The FSSAI has recently put to public domain, the draft of a 'bill' to govern genetically-modified food in India based on the recommendations of an expert panel. There was an inter-ministerial consultation on the draft Food Safety and Standards (Genetically Modified or Engineered Foods) Regulations, 2021, wherein the ministries have given their comments along with industry associations.
 
According to the Ministry of Agriculture and Farmers Welfare – Department of Agriculture, Cooperation and Farmers Welfare, import of Genetically Modified Organisms (GMO)/ Living Modified Organism (LMO) for agriculture research purposes is entrusted with the National Bureau of Plant Genetic Resources (NBPGR), New Delhi, and Genetically modified/ Genetically engineered food products are not regulated by the Agriculture ministry.
 
However, the Ministry of Environment, Forests and Climate Change – (Biosafety) Division says that according to the procedure for grant of prior approval, once a Genetically Modified Organism or Genetically Engineered Organism or Living Modified Organism having unique identification Code provided by Biosafety Clearing House, Organisation for Economic Co -operation and Development etc., is approved by FSSAI, approval for the same will not be required for any other food business operator. Approval will also not be required, if it is used as an ingredient in any product.
 
'This Ministry is of view that since Biosafety Clearing House is a database platform under Cartagena Protocol on Biosafety, indicates the list of approved GMOs of all the countries, therefore, FSSAI may be requested to follow the same procedure for dealing with approved GMOs listed on Biosafety Clearing House as per Form 1 of the regulations,' reads the comment made by the Union Environment Ministry.  
 
Meanwhile, industry bodies suggested that the definitions under these regulations may be aligned with global best practices for better implementation of the regulation and the rationale was that the definition of 'Genetically Modified or Engineered Food' is very broad, which may also cover food and food ingredients derived from advanced technologies like gene editing.
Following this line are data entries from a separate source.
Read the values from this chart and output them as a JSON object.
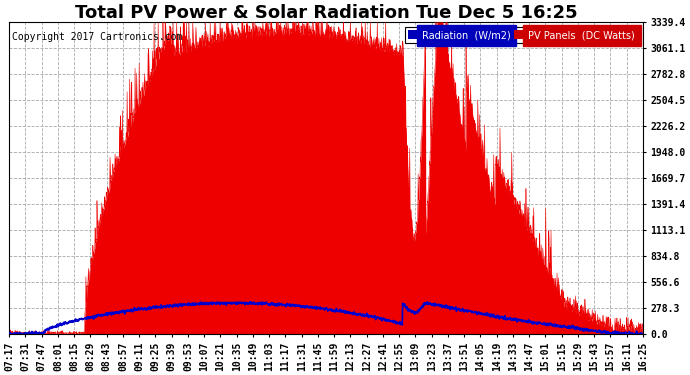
{
  "title": "Total PV Power & Solar Radiation Tue Dec 5 16:25",
  "copyright": "Copyright 2017 Cartronics.com",
  "background_color": "#ffffff",
  "plot_bg_color": "#ffffff",
  "yticks": [
    0.0,
    278.3,
    556.6,
    834.8,
    1113.1,
    1391.4,
    1669.7,
    1948.0,
    2226.2,
    2504.5,
    2782.8,
    3061.1,
    3339.4
  ],
  "ymax": 3339.4,
  "xtick_labels": [
    "07:17",
    "07:31",
    "07:47",
    "08:01",
    "08:15",
    "08:29",
    "08:43",
    "08:57",
    "09:11",
    "09:25",
    "09:39",
    "09:53",
    "10:07",
    "10:21",
    "10:35",
    "10:49",
    "11:03",
    "11:17",
    "11:31",
    "11:45",
    "11:59",
    "12:13",
    "12:27",
    "12:41",
    "12:55",
    "13:09",
    "13:23",
    "13:37",
    "13:51",
    "14:05",
    "14:19",
    "14:33",
    "14:47",
    "15:01",
    "15:15",
    "15:29",
    "15:43",
    "15:57",
    "16:11",
    "16:25"
  ],
  "legend_radiation_color": "#0000bb",
  "legend_pv_color": "#cc0000",
  "grid_color": "#aaaaaa",
  "fill_color": "#ee0000",
  "line_color": "#0000cc",
  "title_fontsize": 13,
  "tick_fontsize": 7,
  "copyright_fontsize": 7
}
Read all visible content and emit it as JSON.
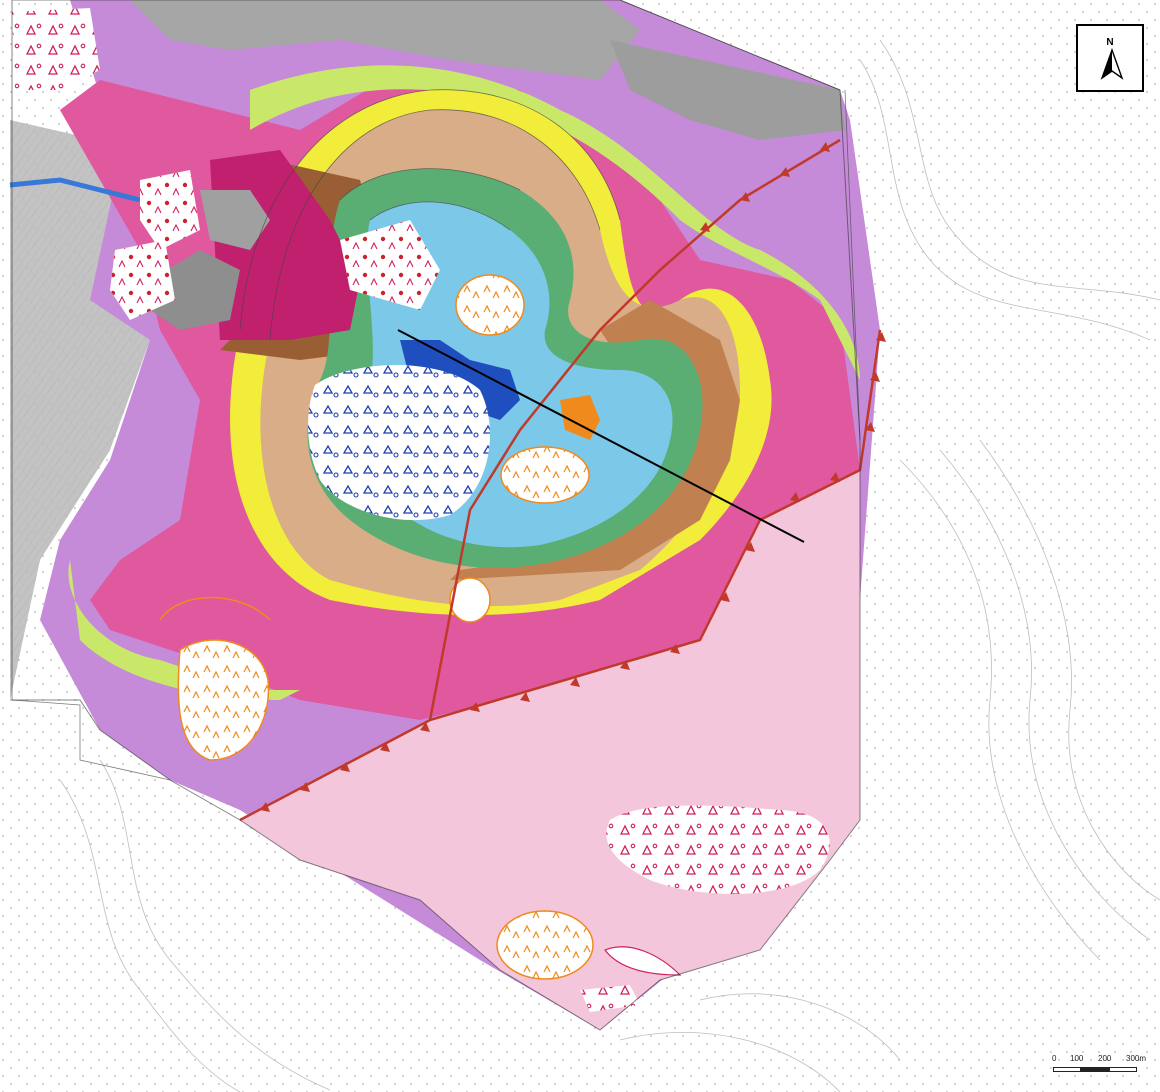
{
  "north_arrow": {
    "label": "N",
    "icon": "north-arrow-icon"
  },
  "scale_bar": {
    "labels": [
      "0",
      "100",
      "200",
      "300m"
    ],
    "unit": "m"
  },
  "colors": {
    "limestone_magenta": "#e0559c",
    "purple_unit": "#c78ad8",
    "lime_band": "#c9e86a",
    "yellow_band": "#f2ec3c",
    "brown_unit": "#c48a5b",
    "tan_unit": "#dcb38a",
    "green_unit": "#5fae74",
    "light_blue_unit": "#7cc8e8",
    "dark_blue_core": "#1f4fbf",
    "pale_pink_unit": "#f3c6dc",
    "grey_unit": "#9a9a9a",
    "fault_red": "#c0392b",
    "section_line": "#000000"
  }
}
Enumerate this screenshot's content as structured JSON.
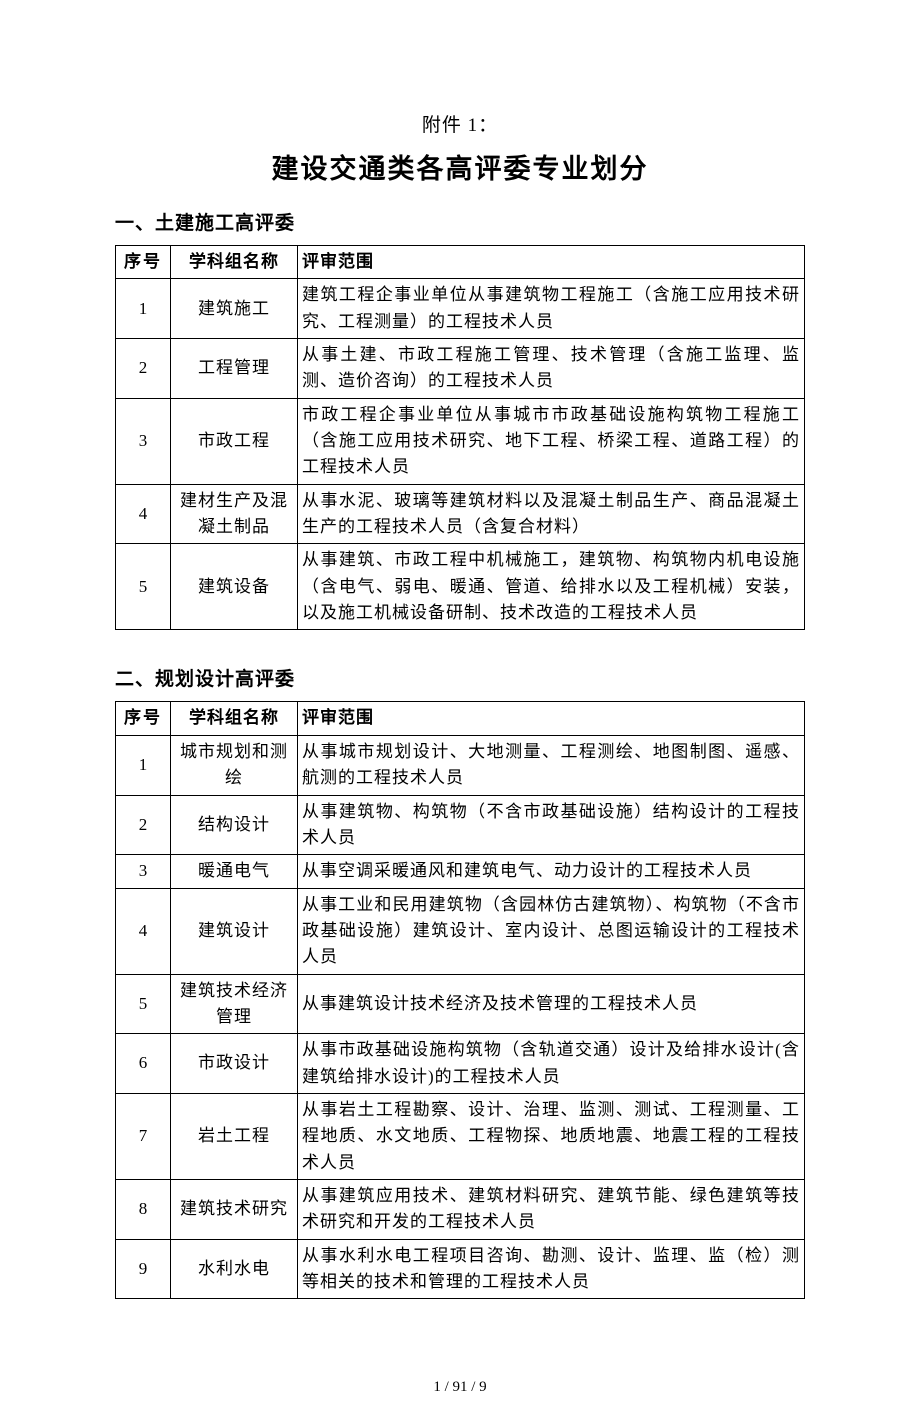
{
  "attachment_label": "附件 1：",
  "main_title": "建设交通类各高评委专业划分",
  "footer": "1 / 91 / 9",
  "table_headers": {
    "num": "序号",
    "name": "学科组名称",
    "scope": "评审范围"
  },
  "sections": [
    {
      "title": "一、土建施工高评委",
      "rows": [
        {
          "num": "1",
          "name": "建筑施工",
          "scope": "建筑工程企事业单位从事建筑物工程施工（含施工应用技术研究、工程测量）的工程技术人员"
        },
        {
          "num": "2",
          "name": "工程管理",
          "scope": "从事土建、市政工程施工管理、技术管理（含施工监理、监测、造价咨询）的工程技术人员"
        },
        {
          "num": "3",
          "name": "市政工程",
          "scope": "市政工程企事业单位从事城市市政基础设施构筑物工程施工（含施工应用技术研究、地下工程、桥梁工程、道路工程）的工程技术人员"
        },
        {
          "num": "4",
          "name": "建材生产及混凝土制品",
          "scope": "从事水泥、玻璃等建筑材料以及混凝土制品生产、商品混凝土生产的工程技术人员（含复合材料）"
        },
        {
          "num": "5",
          "name": "建筑设备",
          "scope": "从事建筑、市政工程中机械施工，建筑物、构筑物内机电设施（含电气、弱电、暖通、管道、给排水以及工程机械）安装，以及施工机械设备研制、技术改造的工程技术人员"
        }
      ]
    },
    {
      "title": "二、规划设计高评委",
      "rows": [
        {
          "num": "1",
          "name": "城市规划和测绘",
          "scope": "从事城市规划设计、大地测量、工程测绘、地图制图、遥感、航测的工程技术人员"
        },
        {
          "num": "2",
          "name": "结构设计",
          "scope": "从事建筑物、构筑物（不含市政基础设施）结构设计的工程技术人员"
        },
        {
          "num": "3",
          "name": "暖通电气",
          "scope": "从事空调采暖通风和建筑电气、动力设计的工程技术人员"
        },
        {
          "num": "4",
          "name": "建筑设计",
          "scope": "从事工业和民用建筑物（含园林仿古建筑物）、构筑物（不含市政基础设施）建筑设计、室内设计、总图运输设计的工程技术人员"
        },
        {
          "num": "5",
          "name": "建筑技术经济管理",
          "scope": "从事建筑设计技术经济及技术管理的工程技术人员"
        },
        {
          "num": "6",
          "name": "市政设计",
          "scope": "从事市政基础设施构筑物（含轨道交通）设计及给排水设计(含建筑给排水设计)的工程技术人员"
        },
        {
          "num": "7",
          "name": "岩土工程",
          "scope": "从事岩土工程勘察、设计、治理、监测、测试、工程测量、工程地质、水文地质、工程物探、地质地震、地震工程的工程技术人员"
        },
        {
          "num": "8",
          "name": "建筑技术研究",
          "scope": "从事建筑应用技术、建筑材料研究、建筑节能、绿色建筑等技术研究和开发的工程技术人员"
        },
        {
          "num": "9",
          "name": "水利水电",
          "scope": "从事水利水电工程项目咨询、勘测、设计、监理、监（检）测等相关的技术和管理的工程技术人员"
        }
      ]
    }
  ]
}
This technology is different from GM organisms. There are several enzymes, vitamins and nutrients, which are produced using GMO processing aid wherein the ingredient i.e. enzymes or vitamin nutrients does not contain any GMO. Such ingredients are not considered GM as per global best practices.
 
The expert panel to this suggestion responded that the definitions were as per the provisions in the FSS Act (2006) as it exists today. However, with the revised definition proposed as part of revising the Act (i.e., in sub-section 2 of Section 22 of the Act, the definition of 'genetically engineered or modified food' shall be substituted with 'genetically engineered or modified food means food and food ingredients composed of or containing genetically modified or engineered organisms obtained through modern biotechnology'), the issue raised will be addressed.
 
The industry added that there was no provision to take into account the presence of adventitious traces of GMO in food products, which is technically unavoidable during farming, harvesting and distribution process, to which the expert panel responded that the adventitious presence and low level presence is only applicable for non- GMO certification which is not the mandate of the proposed regulation.
 
Further, the industry suggested aligning the definition with the global definitions viz. USDA that 'Bioengineered foods' wherein such a food does not contain modified genetic material if the genetic material is not detectable. The panel rejected the suggestion and stated that definitions are as per the provisions in the FSS Act. Definition of ‘Modern Biotechnology’ as in Codex may be included in the draft regulations.